A pesquisa antropológica e historiográfica foi entregue em agosto de 2025, durante a coletiva de imprensa da Festa do Rocio. O trabalho contou com a participação da UFPR e recebeu R$ 100 mil em recursos públicos, conforme informações disponíveis no portal da universidade. A pesquisa teve início em dezembro de 2021.
Segundo o Iphan, a documentação está na fase de instrução de registro. O procedimento ainda prevê estudos técnicos, pareceres, consulta pública e votação pelo Conselho Consultivo do Patrimônio Cultural. O instituto não informou prazo para concluir a análise nem confirmou quando o pedido foi protocolado inicialmente.
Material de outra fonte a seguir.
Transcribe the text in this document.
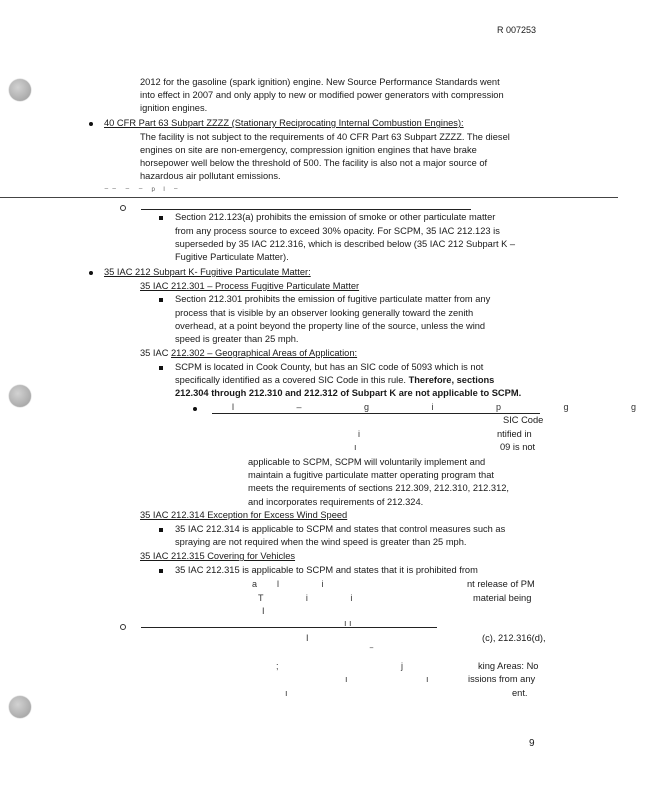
R 007253
2012 for the gasoline (spark ignition) engine. New Source Performance Standards went
into effect in 2007 and only apply to new or modified power generators with compression
ignition engines.
40 CFR Part 63 Subpart ZZZZ (Stationary Reciprocating Internal Combustion Engines):
The facility is not subject to the requirements of 40 CFR Part 63 Subpart ZZZZ. The diesel
engines on site are non-emergency, compression ignition engines that have brake
horsepower well below the threshold of 500. The facility is also not a major source of
hazardous air pollutant emissions.
⁻⁻ ⁻ ⁻ ᵖ ˡ ⁻
Section 212.123(a) prohibits the emission of smoke or other particulate matter
from any process source to exceed 30% opacity. For SCPM, 35 IAC 212.123 is
superseded by 35 IAC 212.316, which is described below (35 IAC 212 Subpart K –
Fugitive Particulate Matter).
35 IAC 212 Subpart K- Fugitive Particulate Matter:
35 IAC 212.301 – Process Fugitive Particulate Matter
Section 212.301 prohibits the emission of fugitive particulate matter from any
process that is visible by an observer looking generally toward the zenith
overhead, at a point beyond the property line of the source, unless the wind
speed is greater than 25 mph.
35 IAC 212.302 – Geographical Areas of Application:
SCPM is located in Cook County, but has an SIC code of 5093 which is not
specifically identified as a covered SIC Code in this rule. Therefore, sections
212.304 through 212.310 and 212.312 of Subpart K are not applicable to SCPM.
l – g i p g g
SIC Code
i	ntified in
ı	09 is not
applicable to SCPM, SCPM will voluntarily implement and
maintain a fugitive particulate matter operating program that
meets the requirements of sections 212.309, 212.310, 212.312,
and incorporates requirements of 212.324.
35 IAC 212.314 Exception for Excess Wind Speed
35 IAC 212.314 is applicable to SCPM and states that control measures such as
spraying are not required when the wind speed is greater than 25 mph.
35 IAC 212.315 Covering for Vehicles
35 IAC 212.315 is applicable to SCPM and states that it is prohibited from
al i	nt release of PM
T i i	material being
I
ı ı
I	(c), 212.316(d),
‾
; j king Areas: No
ı ı issions from any
ı	ent.
9
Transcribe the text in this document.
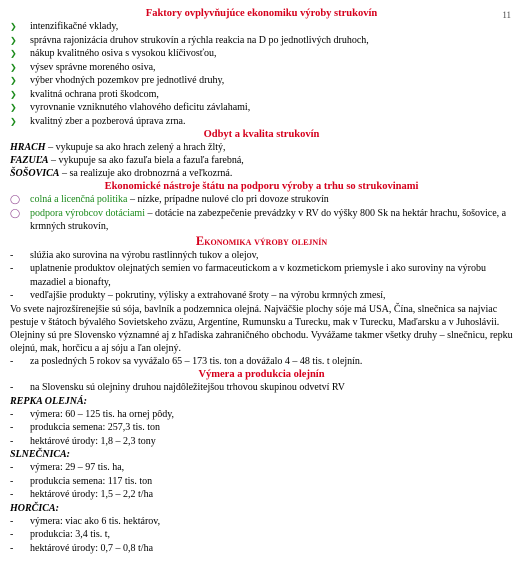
11

Faktory ovplyvňujúce ekonomiku výroby strukovín

❯
intenzifikačné vklady,
❯
správna rajonizácia druhov strukovín a rýchla reakcia na D po jednotlivých druhoch,
❯
nákup kvalitného osiva s vysokou klíčivosťou,
❯
výsev správne moreného osiva,
❯
výber vhodných pozemkov pre jednotlivé druhy,
❯
kvalitná ochrana proti škodcom,
❯
vyrovnanie vzniknutého vlahového deficitu závlahami,
❯
kvalitný zber a pozberová úprava zrna.

Odbyt a kvalita strukovín

HRACH – vykupuje sa ako hrach zelený a hrach žltý,

FAZUĽA – vykupuje sa ako fazuľa biela a fazuľa farebná,

ŠOŠOVICA – sa realizuje ako drobnozrná a veľkozrná.

Ekonomické nástroje štátu na podporu výroby a trhu so strukovinami

◯ colná a licenčná politika – nízke, prípadne nulové clo pri dovoze strukovín
◯ podpora výrobcov dotáciami – dotácie na zabezpečenie prevádzky v RV do výšky 800 Sk na hektár hrachu, šošovice, a krmných strukovín,

Ekonomika výroby olejnín

-
slúžia ako surovina na výrobu rastlinných tukov a olejov,
-
uplatnenie produktov olejnatých semien vo farmaceutickom a v kozmetickom priemysle i ako suroviny na výrobu mazadiel a bionafty,
-
vedľajšie produkty – pokrutiny, výlisky a extrahované šroty – na výrobu krmných zmesí,

Vo svete najrozšírenejšie sú sója, bavlník a podzemnica olejná. Najväčšie plochy sóje má USA, Čína, slnečnica sa najviac pestuje v štátoch bývalého Sovietskeho zväzu, Argentíne, Rumunsku a Turecku, mak v Turecku, Maďarsku a v Juhoslávii.

Olejniny sú pre Slovensko významné aj z hľadiska zahraničného obchodu. Vyvážame takmer všetky druhy – slnečnicu, repku olejnú, mak, horčicu a aj sóju a ľan olejný.

-
za posledných 5 rokov sa vyvážalo 65 – 173 tis. ton a dovážalo 4 – 48 tis. t olejnín.

Výmera a produkcia olejnín

-
na Slovensku sú olejniny druhou najdôležitejšou trhovou skupinou odvetví RV

REPKA OLEJNÁ:

-
výmera: 60 – 125 tis. ha ornej pôdy,
-
produkcia semena: 257,3 tis. ton
-
hektárové úrody: 1,8 – 2,3 tony

SLNEČNICA:

-
výmera: 29 – 97 tis. ha,
-
produkcia semena: 117 tis. ton
-
hektárové úrody: 1,5 – 2,2 t/ha

HORČICA:

-
výmera: viac ako 6 tis. hektárov,
-
produkcia: 3,4 tis. t,
-
hektárové úrody: 0,7 – 0,8 t/ha
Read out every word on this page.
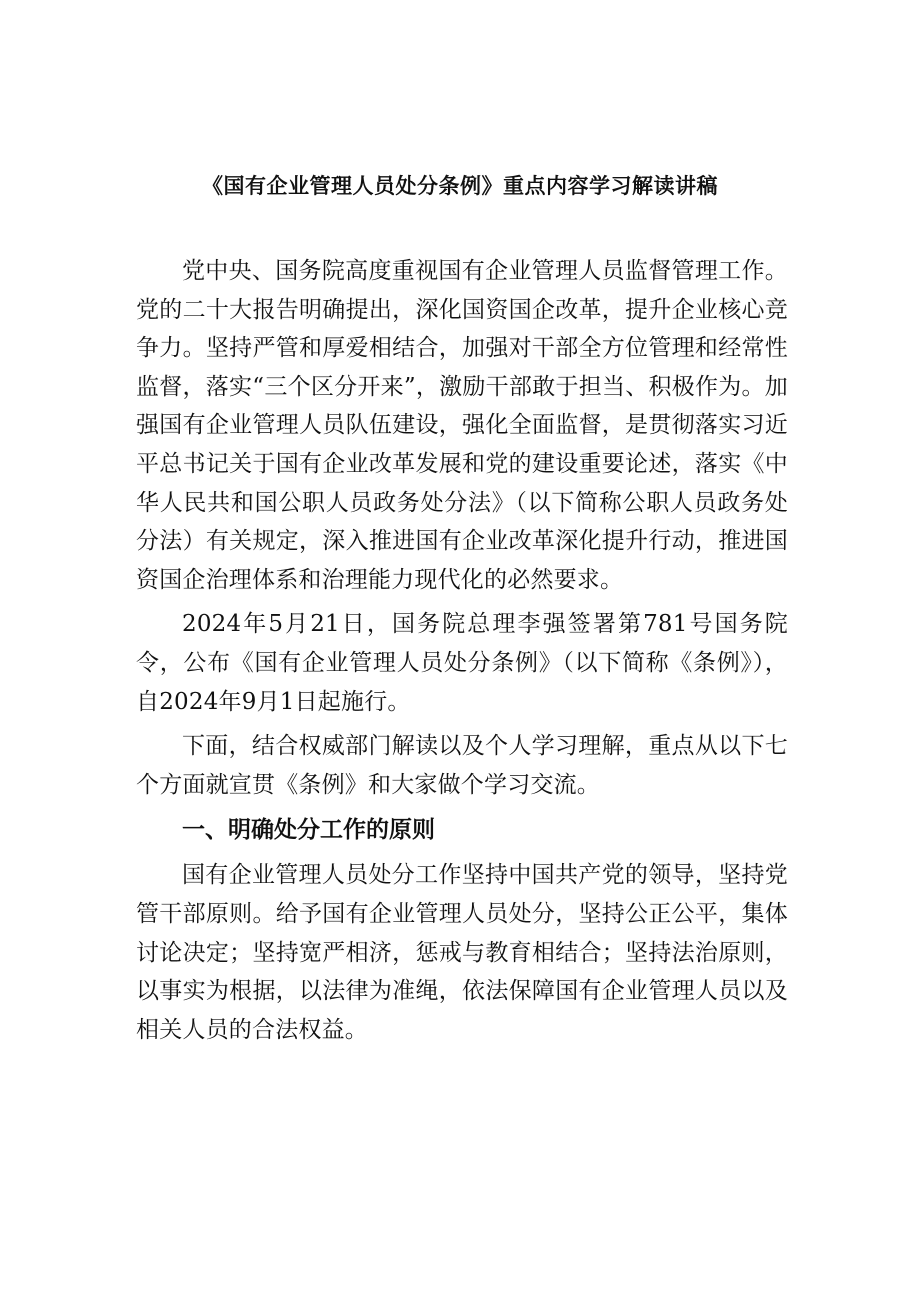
《国有企业管理人员处分条例》重点内容学习解读讲稿

党中央、国务院高度重视国有企业管理人员监督管理工作。党的二十大报告明确提出，深化国资国企改革，提升企业核心竞争力。坚持严管和厚爱相结合，加强对干部全方位管理和经常性监督，落实“三个区分开来”，激励干部敢于担当、积极作为。加强国有企业管理人员队伍建设，强化全面监督，是贯彻落实习近平总书记关于国有企业改革发展和党的建设重要论述，落实《中华人民共和国公职人员政务处分法》（以下简称公职人员政务处分法）有关规定，深入推进国有企业改革深化提升行动，推进国资国企治理体系和治理能力现代化的必然要求。

2024年5月21日，国务院总理李强签署第781号国务院令，公布《国有企业管理人员处分条例》（以下简称《条例》），自2024年9月1日起施行。

下面，结合权威部门解读以及个人学习理解，重点从以下七个方面就宣贯《条例》和大家做个学习交流。

一、明确处分工作的原则

国有企业管理人员处分工作坚持中国共产党的领导，坚持党管干部原则。给予国有企业管理人员处分，坚持公正公平，集体讨论决定；坚持宽严相济，惩戒与教育相结合；坚持法治原则，以事实为根据，以法律为准绳，依法保障国有企业管理人员以及相关人员的合法权益。
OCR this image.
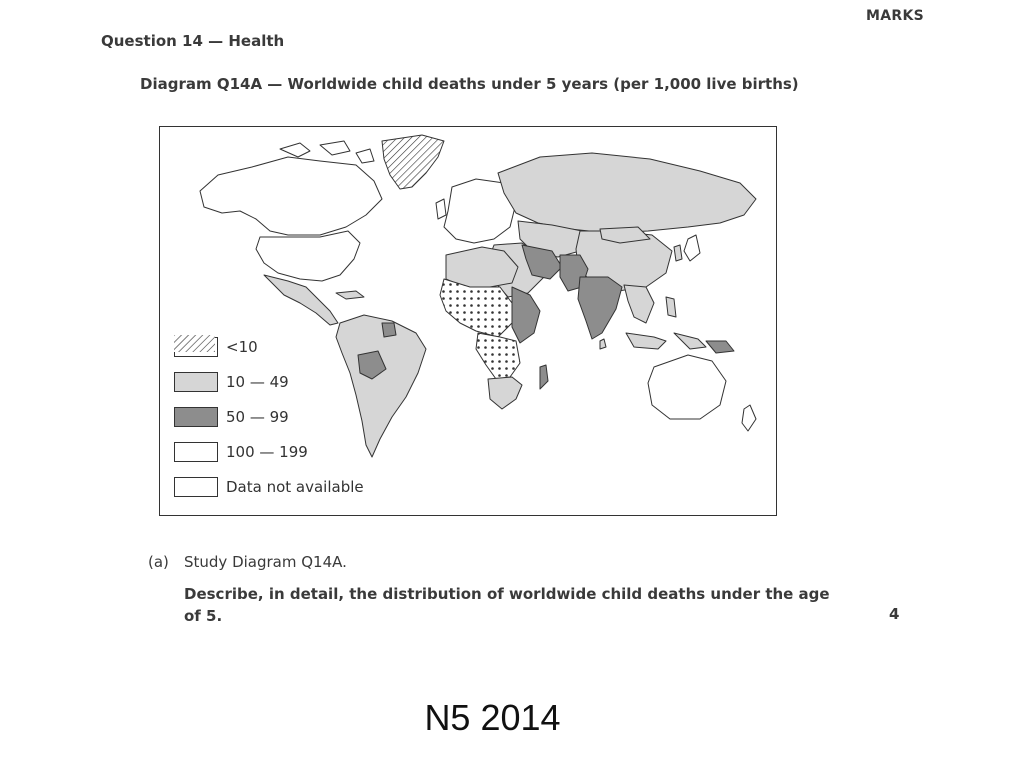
MARKS
Question 14 — Health
Diagram Q14A — Worldwide child deaths under 5 years (per 1,000 live births)
<10
10 — 49
50 — 99
100 — 199
Data not available
(a) Study Diagram Q14A.
Describe, in detail, the distribution of worldwide child deaths under the age of 5.	4
N5 2014
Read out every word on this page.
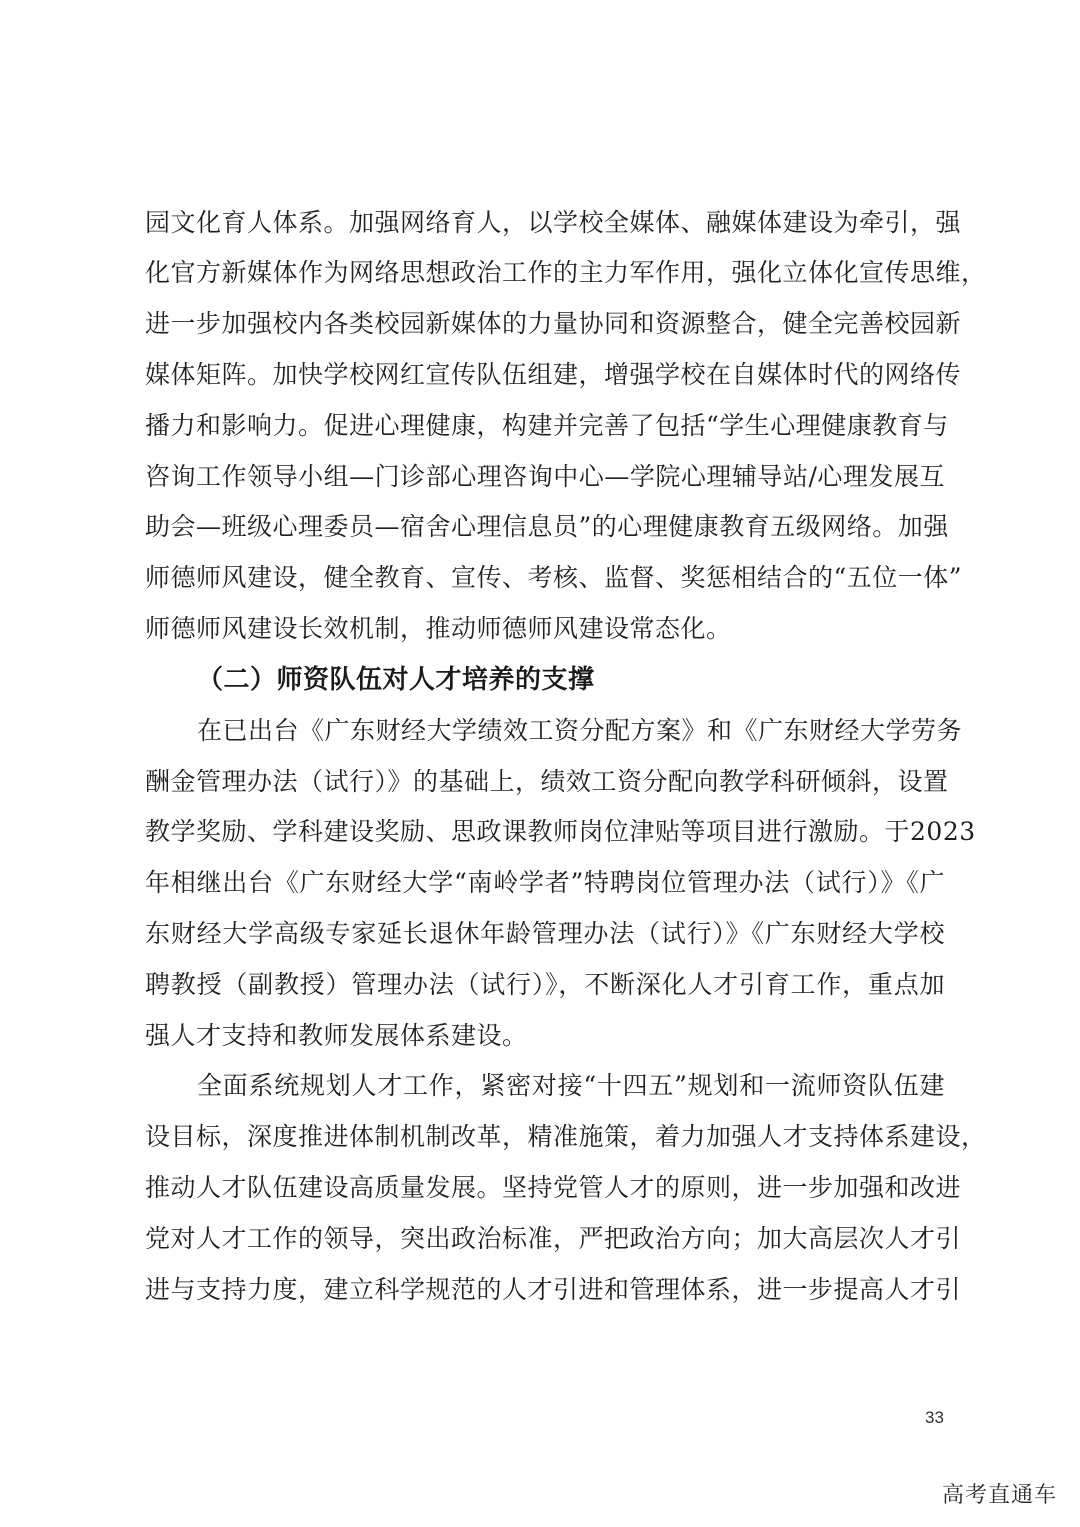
园文化育人体系。加强网络育人，以学校全媒体、融媒体建设为牵引，强
化官方新媒体作为网络思想政治工作的主力军作用，强化立体化宣传思维，
进一步加强校内各类校园新媒体的力量协同和资源整合，健全完善校园新
媒体矩阵。加快学校网红宣传队伍组建，增强学校在自媒体时代的网络传
播力和影响力。促进心理健康，构建并完善了包括“学生心理健康教育与
咨询工作领导小组—门诊部心理咨询中心—学院心理辅导站/心理发展互
助会—班级心理委员—宿舍心理信息员”的心理健康教育五级网络。加强
师德师风建设，健全教育、宣传、考核、监督、奖惩相结合的“五位一体”
师德师风建设长效机制，推动师德师风建设常态化。
（二）师资队伍对人才培养的支撑
在已出台《广东财经大学绩效工资分配方案》和《广东财经大学劳务
酬金管理办法（试行）》的基础上，绩效工资分配向教学科研倾斜，设置
教学奖励、学科建设奖励、思政课教师岗位津贴等项目进行激励。于2023
年相继出台《广东财经大学“南岭学者”特聘岗位管理办法（试行）》《广
东财经大学高级专家延长退休年龄管理办法（试行）》《广东财经大学校
聘教授（副教授）管理办法（试行）》，不断深化人才引育工作，重点加
强人才支持和教师发展体系建设。
全面系统规划人才工作，紧密对接“十四五”规划和一流师资队伍建
设目标，深度推进体制机制改革，精准施策，着力加强人才支持体系建设，
推动人才队伍建设高质量发展。坚持党管人才的原则，进一步加强和改进
党对人才工作的领导，突出政治标准，严把政治方向；加大高层次人才引
进与支持力度，建立科学规范的人才引进和管理体系，进一步提高人才引
33
高考直通车
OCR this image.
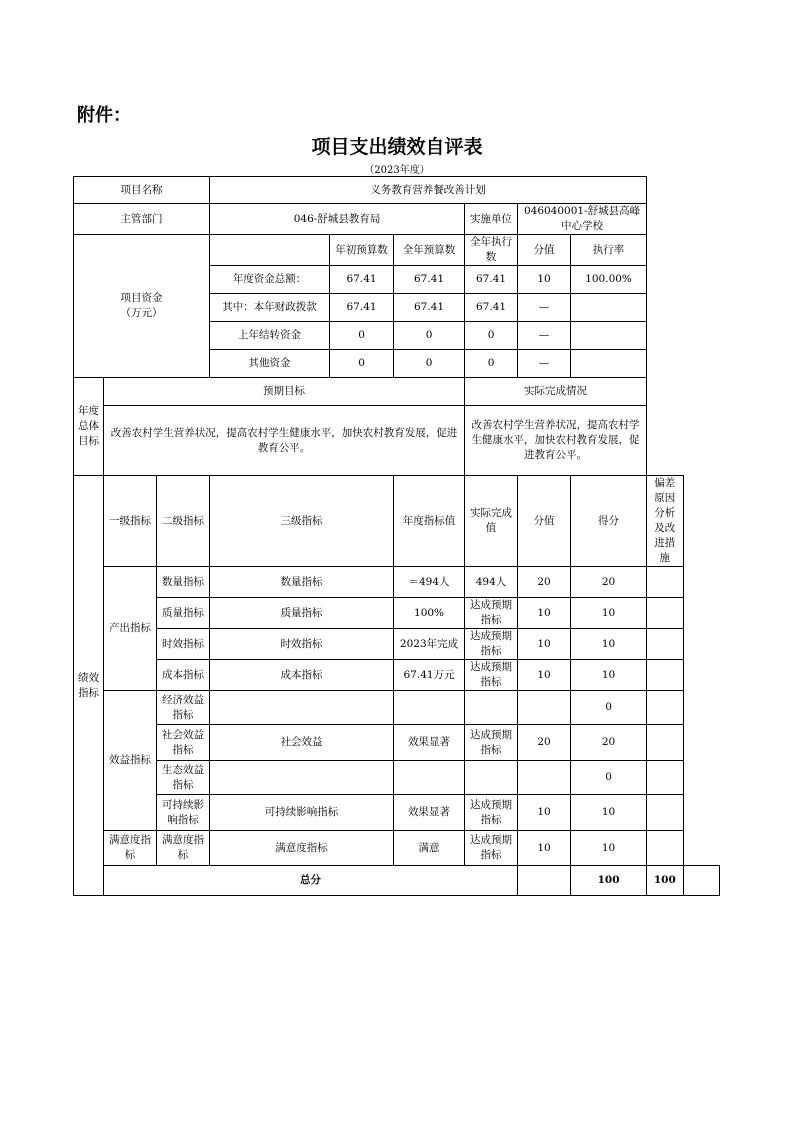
附件：
项目支出绩效自评表
（2023年度）
项目名称			义务教育营养餐改善计划							
主管部门			046-舒城县教育局			实施单位	046040001-舒城县高峰中心学校			
项目资金
（万元）				年初预算数	全年预算数	全年执行数	分值	执行率		
			年度资金总额：	67.41	67.41	67.41	10	100.00%		
			其中：本年财政拨款	67.41	67.41	67.41	—			
			上年结转资金	0	0	0	—			
			其他资金	0	0	0	—			
年度总体目标	预期目标					实际完成情况				
	改善农村学生营养状况，提高农村学生健康水平，加快农村教育发展，促进教育公平。					改善农村学生营养状况，提高农村学生健康水平，加快农村教育发展，促进教育公平。				
绩效指标	一级指标	二级指标	三级指标		年度指标值	实际完成值	分值	得分	偏差原因分析及改进措施	
	产出指标	数量指标	数量指标		＝494人	494人	20	20		
		质量指标	质量指标		100%	达成预期指标	10	10		
		时效指标	时效指标		2023年完成	达成预期指标	10	10		
		成本指标	成本指标		67.41万元	达成预期指标	10	10		
	效益指标	经济效益指标						0		
		社会效益指标	社会效益		效果显著	达成预期指标	20	20		
		生态效益指标						0		
		可持续影响指标	可持续影响指标		效果显著	达成预期指标	10	10		
	满意度指标	满意度指标	满意度指标		满意	达成预期指标	10	10		
	总分							100	100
O reconhecimento é defendido pelo Santuário como uma forma de preservar a continuidade da tradição diante das mudanças na área onde está localizado. A festa tem mais de dois séculos de história e, em seu momento de maior concentração, reúne cerca de 100 mil pessoas na procissão entre o Santuário e a Catedral Diocesana Nossa Senhora do Rosário.
A 213ª Festa Estadual está prevista para ocorrer de 6 a 16 de novembro de 2026, em Paranaguá. A programação inclui novenário, procissões, romarias e a Procissão Solene de 15 de novembro. Para a edição, o Santuário espera receber mais de 500 mil devotos, romeiros e turistas.